A sanção da Lei da Liberdade Econômica, em vigor desde o dia 20 de setembro, agora torna gratuito o custo para extinção de CNPJ (Cadastro Nacional de Pessoa Jurídica) para empresário individual (MEI), EIRELI e sociedade limitada. Um dos benefícios e que assim evita-se o encerramento irregular de atividades empresariais, tão comum no país.

“Antes, quando o empresário queria dar baixa, ele se deparava com taxas altas. Agora, será possível regularizar a situação sem pagar mais nada por isso. Vale lembrar que quando o empresário não encerra as atividades corretamente, a empresa continua ativa e com as obrigações acessórias, como prestação de contas, declarações, apuração de impostos, entre outras”, explica o superintendente do Sebrae-MS, Claudio Mendonça.

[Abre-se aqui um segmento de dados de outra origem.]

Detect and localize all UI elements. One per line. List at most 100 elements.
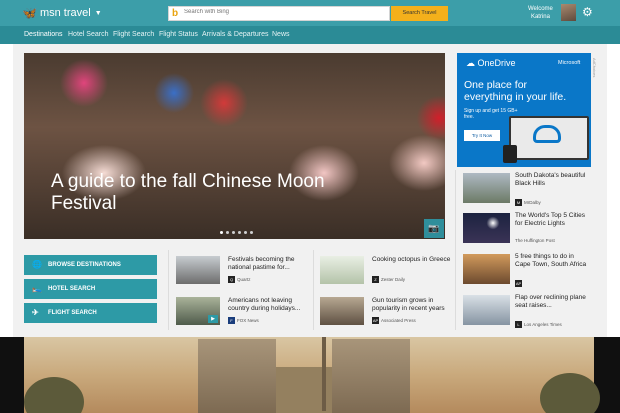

Além da exclusão das taxas relativas à extinção das empresas, a nova legislação garante, de forma automática, o registro dos atos de constituição e alteração. A medida simplifica e faz com que o empreendedor ganhe em celeridade. A Lei da Liberdade Econômica também assegura a isenção de licenças para 287 atividades definidas como “baixo risco A”, como salões de beleza e costureiras.

Procedimento digital

Acompanhando a maior oferta de serviços públicos digitais para a população, as Juntas Comerciais também poderão realizar a publicação de atos decisórios nos próprios sites na internet. Para o presidente da Jucems (Junta Comercial de Mato Grosso do Sul), Augusto Ferreira de Castro, a alteração contribui para a desburocratização.

“Estamos providenciando os ajustes necessários para atender a publicação dos dados no nosso site, acreditamos que em 20 dias, estaremos prontos. Hoje a Junta é totalmente digital dentro do convênio que temos com o Sebrae e estamos alterando outros procedimentos contemplados na lei, visando a simplificação de abertura e fechamento de empresas, melhorando o ambiente de negócios do estado”, afirma o presidente.

Além disso, os empresários também não podem mais ser cobrados pela inclusão de informações no CNE (Cadastro Nacional de Empresas), para garantir o CNPJ. Conforme a Jucems, a medida está valendo e os empresários já estão isentos das taxas no estado. “É uma medida importante de simplificação do procedimento e redução de custos para o empreendedor”, finaliza o superintendente do Sebrae/MS, Claudio Mendonça.